Москва, Лефортово. Он вошёл ко мне в камеру как аристократ великой, но чуждой мне империи.
    Сначала, как всегда неожиданный лязг ключа в замке. Отворилась дверь бесшумно, широко втягивая человека, несущего скатанные в матрас постельные принадлежности и кое-какие вещи. За матрасом оказался сержант в погонах. Он положил ношу на вторую лежанку в камере и вышел. Что за притча?! Лефортово – тюрьма столичная. Здесь, может быть, такие птички летают и «залетают», что им «западло» матрасы таскать, или инвалида ко мне подселяют? Но вошёл Он! Стройный, порывистый, подскакивающей походкой. Он, ступая на пятку, резко перебрасывал тело на высокий носок и оседал перед следующим шагом. Вошёл молодой патриций с совершенно восковым (семитским) лицом. С высоко поднятой головой. Года на два старше меня, а мне 17, но его чёрная шикарная шевелюра была иссечена сединой. Ещё дверь не закрылась, он заговорил:

     – Илья Рафаилович Гитман. Организатор нижегородской антисоветской организации «Трипопея» . Студент Университета. Биофак. Наша организация не имеет никакого отношения к религии, но возглавлялась тремя ПОП;ми, откуда и название. ПОП это один из Председателей Отделов. Политики, Пропаганды, Провокации. Три Председателя, три Отдела, и все три на «П». Председатель Отдела Политики - Ваш покорный слуга. Краеугольным камнем нашей программы является утверждение личности как самоценного индивидуума.

     Он говорил чётко, сильно грассируя, не переставая ходить, привставая на носок при каждом шаге, и, казалось, не интересуясь собеседником. Вот так по камере: три шага к окну, три шага к дверям. Туда – сюда, туда – сюда.

     – Всех смущает Отдел Провокации. Поясняю: для пополнения наших рядов требовалось спровоцировать откровенный антисоветский разговор, хотя бы анекдот, лучше, конечно, акцию. А затем поставить человека перед выбором: за решётку в органы за такие речи, или к нам, в организацию, изобличающую тотальную ложь и бесчеловечность советского строя…

     Я был «хозяином» камеры, её тишины, атмосферы потусторонности, почти знатоком всех загадочных звуков снаружи. До этого – несколько месяцев одиночной камеры внутренней тюрьмы ярославского Серого Дома, где вполголоса – громко, а шёпотом можно. Но коротко и односложно. Сейчас же на меня был обрушен каскад трудноперевариемой информации. Передо мною вибрировал, мельтешил мир, в который предлагалось погрузиться только потому, что ко мне подселили сокамерника. Там штормило, и это настораживало, пугало. К тому же Илья обнаружил странную способность замирать. Неожиданно и в самой неудобной позе. Сейчас, когда он замер передо мной в первый раз, мне представилось, что обломок камыша резко наклонился навстречу свистящему ветру.

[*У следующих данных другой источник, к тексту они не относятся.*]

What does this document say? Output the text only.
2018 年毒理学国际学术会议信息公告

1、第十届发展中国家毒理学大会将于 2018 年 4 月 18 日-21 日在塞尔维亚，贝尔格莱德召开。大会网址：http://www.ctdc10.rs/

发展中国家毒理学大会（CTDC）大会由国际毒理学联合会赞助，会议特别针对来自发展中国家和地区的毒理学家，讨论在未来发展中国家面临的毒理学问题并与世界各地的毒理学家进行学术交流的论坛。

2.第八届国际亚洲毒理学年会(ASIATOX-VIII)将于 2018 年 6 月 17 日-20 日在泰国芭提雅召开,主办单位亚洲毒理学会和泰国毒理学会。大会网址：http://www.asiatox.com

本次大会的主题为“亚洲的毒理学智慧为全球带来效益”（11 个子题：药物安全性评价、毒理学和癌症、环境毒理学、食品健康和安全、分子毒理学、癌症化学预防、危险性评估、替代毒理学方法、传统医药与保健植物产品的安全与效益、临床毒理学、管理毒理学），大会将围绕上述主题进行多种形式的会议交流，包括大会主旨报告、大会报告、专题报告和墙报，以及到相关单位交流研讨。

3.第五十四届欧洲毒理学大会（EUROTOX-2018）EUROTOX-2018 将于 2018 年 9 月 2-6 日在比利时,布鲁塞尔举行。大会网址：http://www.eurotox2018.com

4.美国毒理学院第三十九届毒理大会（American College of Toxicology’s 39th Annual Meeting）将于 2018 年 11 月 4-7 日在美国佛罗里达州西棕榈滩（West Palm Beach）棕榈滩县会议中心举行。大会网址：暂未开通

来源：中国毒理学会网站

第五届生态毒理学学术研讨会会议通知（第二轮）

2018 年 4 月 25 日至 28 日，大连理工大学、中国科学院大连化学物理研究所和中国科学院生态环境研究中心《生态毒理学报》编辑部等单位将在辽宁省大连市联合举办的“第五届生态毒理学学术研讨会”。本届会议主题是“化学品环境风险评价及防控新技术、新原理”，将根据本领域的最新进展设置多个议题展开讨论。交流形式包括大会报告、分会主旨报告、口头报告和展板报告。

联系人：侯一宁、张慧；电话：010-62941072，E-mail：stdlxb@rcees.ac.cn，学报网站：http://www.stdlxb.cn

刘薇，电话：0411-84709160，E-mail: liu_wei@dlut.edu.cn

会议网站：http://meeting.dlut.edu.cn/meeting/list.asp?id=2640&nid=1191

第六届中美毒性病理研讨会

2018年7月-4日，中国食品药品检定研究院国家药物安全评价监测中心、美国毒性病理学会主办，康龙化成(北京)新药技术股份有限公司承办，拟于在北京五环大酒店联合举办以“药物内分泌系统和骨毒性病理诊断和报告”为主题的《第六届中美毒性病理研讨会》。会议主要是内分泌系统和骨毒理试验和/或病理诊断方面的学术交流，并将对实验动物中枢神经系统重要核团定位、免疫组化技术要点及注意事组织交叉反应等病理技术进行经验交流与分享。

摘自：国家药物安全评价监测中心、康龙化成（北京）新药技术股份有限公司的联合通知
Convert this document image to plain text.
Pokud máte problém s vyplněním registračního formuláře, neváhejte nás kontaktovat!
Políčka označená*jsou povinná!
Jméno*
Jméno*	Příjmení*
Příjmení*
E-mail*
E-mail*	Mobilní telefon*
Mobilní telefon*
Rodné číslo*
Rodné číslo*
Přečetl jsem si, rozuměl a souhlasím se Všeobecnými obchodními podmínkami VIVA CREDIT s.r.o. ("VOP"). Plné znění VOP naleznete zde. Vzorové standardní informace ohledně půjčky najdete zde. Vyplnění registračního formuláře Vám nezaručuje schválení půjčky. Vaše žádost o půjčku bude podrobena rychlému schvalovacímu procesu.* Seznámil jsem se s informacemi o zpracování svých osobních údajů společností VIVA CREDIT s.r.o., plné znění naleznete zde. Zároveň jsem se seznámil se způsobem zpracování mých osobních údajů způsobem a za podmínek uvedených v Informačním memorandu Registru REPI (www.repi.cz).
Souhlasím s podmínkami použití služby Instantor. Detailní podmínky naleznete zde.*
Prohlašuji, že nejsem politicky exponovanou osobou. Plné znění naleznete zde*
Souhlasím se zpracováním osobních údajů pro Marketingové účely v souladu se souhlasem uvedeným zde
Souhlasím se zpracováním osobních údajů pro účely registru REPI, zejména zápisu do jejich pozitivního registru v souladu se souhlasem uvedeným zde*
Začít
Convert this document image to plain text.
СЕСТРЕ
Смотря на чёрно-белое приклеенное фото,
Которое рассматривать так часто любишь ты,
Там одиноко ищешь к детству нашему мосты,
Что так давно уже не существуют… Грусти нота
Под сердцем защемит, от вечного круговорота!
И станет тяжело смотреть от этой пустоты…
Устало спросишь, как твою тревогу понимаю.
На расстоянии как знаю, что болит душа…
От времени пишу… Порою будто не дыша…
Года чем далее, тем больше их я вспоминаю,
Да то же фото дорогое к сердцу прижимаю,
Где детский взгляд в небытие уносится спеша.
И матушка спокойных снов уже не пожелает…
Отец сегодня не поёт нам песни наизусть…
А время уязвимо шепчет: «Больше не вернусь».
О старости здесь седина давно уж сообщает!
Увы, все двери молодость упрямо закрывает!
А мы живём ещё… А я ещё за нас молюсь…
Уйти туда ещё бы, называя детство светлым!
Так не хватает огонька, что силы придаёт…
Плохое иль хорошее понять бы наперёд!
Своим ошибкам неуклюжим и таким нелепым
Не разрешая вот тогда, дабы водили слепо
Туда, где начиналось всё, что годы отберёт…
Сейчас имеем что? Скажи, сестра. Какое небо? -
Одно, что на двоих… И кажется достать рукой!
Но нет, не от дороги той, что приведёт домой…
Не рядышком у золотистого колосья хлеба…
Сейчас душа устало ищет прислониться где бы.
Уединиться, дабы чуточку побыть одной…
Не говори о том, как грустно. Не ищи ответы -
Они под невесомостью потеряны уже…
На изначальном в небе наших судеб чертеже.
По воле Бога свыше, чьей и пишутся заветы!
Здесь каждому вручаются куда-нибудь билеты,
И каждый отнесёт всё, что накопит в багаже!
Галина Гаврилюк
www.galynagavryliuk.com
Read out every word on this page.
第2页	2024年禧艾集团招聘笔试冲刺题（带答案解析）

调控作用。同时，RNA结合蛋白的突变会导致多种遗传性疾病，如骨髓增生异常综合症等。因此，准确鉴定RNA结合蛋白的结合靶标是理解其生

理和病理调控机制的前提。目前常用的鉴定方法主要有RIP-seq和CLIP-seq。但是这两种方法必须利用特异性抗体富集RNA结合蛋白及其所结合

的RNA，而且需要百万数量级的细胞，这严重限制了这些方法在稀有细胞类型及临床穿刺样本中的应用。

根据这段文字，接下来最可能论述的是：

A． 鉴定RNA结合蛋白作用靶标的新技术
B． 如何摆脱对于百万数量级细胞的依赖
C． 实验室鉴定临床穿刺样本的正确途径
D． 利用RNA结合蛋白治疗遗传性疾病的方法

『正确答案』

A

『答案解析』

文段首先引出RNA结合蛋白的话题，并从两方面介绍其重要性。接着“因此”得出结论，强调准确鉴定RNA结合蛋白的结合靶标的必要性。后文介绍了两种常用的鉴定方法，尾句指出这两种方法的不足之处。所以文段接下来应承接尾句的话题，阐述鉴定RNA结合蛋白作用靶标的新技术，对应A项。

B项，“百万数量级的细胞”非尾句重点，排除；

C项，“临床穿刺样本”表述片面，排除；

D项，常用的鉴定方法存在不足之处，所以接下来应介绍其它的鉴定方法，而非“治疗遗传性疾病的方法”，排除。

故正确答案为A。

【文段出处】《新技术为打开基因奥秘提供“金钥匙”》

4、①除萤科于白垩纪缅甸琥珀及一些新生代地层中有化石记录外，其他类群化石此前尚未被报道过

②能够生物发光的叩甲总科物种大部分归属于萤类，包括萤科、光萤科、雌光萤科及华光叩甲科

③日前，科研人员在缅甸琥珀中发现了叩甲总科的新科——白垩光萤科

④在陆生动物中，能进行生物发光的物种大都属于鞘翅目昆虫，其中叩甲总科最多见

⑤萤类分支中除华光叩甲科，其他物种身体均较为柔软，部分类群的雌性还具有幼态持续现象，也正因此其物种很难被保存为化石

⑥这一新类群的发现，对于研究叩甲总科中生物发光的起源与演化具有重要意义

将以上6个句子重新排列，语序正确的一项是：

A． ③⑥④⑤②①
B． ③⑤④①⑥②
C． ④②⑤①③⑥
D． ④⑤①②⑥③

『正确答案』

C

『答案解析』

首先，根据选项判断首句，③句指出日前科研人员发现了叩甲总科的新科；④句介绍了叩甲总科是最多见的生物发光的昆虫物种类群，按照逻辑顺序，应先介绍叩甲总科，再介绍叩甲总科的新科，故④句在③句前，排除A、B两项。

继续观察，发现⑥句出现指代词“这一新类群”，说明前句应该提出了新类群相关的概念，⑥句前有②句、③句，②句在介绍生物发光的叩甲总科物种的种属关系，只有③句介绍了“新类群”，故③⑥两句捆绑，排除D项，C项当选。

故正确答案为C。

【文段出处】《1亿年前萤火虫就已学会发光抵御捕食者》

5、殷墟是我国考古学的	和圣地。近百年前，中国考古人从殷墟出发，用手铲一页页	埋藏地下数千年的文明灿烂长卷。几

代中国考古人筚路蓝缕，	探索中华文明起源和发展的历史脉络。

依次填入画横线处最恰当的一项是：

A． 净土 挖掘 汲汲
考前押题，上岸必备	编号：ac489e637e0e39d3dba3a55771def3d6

     - В организации было уже 132 человека, когда нас разгромили. Произошло то, что и должно было произойти. Председатель Отдела Провокаций, Славка Смыслов почувствовал, что мы – в истории, и предложил мне, основному Председателю и организатору всей Трипопеи, сдать ему руководство и документацию. Иначе он заложит всех и вся в КГБ. Провокация ему удалась, но пошли провал за провалом. И вот мы здесь!

     Илья подпрыгнул в очередной раз и, запрокинув голову, завис где-то под потолком. Восковой, худущий, с жирными неподвижными мазками чёрных глаз.
И снова замельтешило.

     - Моя седина не продукт тюремных невзгод. С моей головой, вообще, не всё в порядке. Дай руку, потрогай сам. Чувствуешь, родничок не зарос? – Он взял своими прозрачными лягушачьими лапками мою руку и резко прижал к своей голове. И замер. Замер и я: под волосами пульсировало  что-то очень тёплое. И очень гадкое.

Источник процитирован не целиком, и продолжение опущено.